PARP1-IN-40 is a highly selective and orally active PARP1 inhibitor with an IC50 of 0.19 nM for PARP1 and 26 nM for PARP2. By inhibiting PARP1, it induces DNA damage accumulation, effectively killing tumor cells. It demonstrates significant antitumor activity against BRCA-mutated MDA-MB-436 cells. Additionally, PARP1-IN-40 can be used in combination with chemotherapy for related cancer research.

PARP1-IN-40 (Compound (S)-G9) effectively arrests the MDA-MB-436 cell cycle at the G2/M phase and inhibits proliferation at concentrations of 1-100 nM over 3 days. At concentrations of 0.1-1000 nM for 3 days, it induces DNA damage and double-strand breaks in MDA-MB-436 cells. In A549 PARP1 gene knockout cells, PARP1-IN-40 shows minimal activity (IC50 > 9.8 μM) when applied at concentrations of 0.1-10000 nM for 1 hour, indicating its action is entirely PARP1-dependent and exhibits weak PARP2 inhibition, thereby reducing traditional PARPi toxicity risks. It efficiently captures PARP1-DNA complexes at 0.1-10000 nM within 1 hour (EC50 = 1.9 nM), requiring a significantly higher concentration to capture PARP2, acting as a PARP1-selective trapping agent. Finally, at concentrations of 0.1-20000 nM over 10 days, it selectively kills BRCA mutant cells, confirming its synthetic lethality mechanism which depends on homologous recombination deficiency.
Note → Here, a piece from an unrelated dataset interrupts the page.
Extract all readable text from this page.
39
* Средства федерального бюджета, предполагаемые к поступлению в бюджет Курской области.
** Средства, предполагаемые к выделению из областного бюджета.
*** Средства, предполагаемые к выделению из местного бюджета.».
PARP1-IN-40 (Compound (S)-G9) administered orally at doses of 0.3-3 mg/kg for 27 consecutive days effectively inhibits the growth of BRCA-mutated tumors in the MDA-MB-231 xenograft mouse model, exhibiting no significant toxicity. In the HCT116 xenograft mouse model, PARP1-IN-40 at 1-3 mg/kg orally for 14 consecutive days enhances the efficacy of chemotherapy. Additionally, this compound demonstrates high safety in BALB/C nude mice when given once at 30-300 mg/kg orally, or repeatedly at 30-100 mg/kg for 14 days.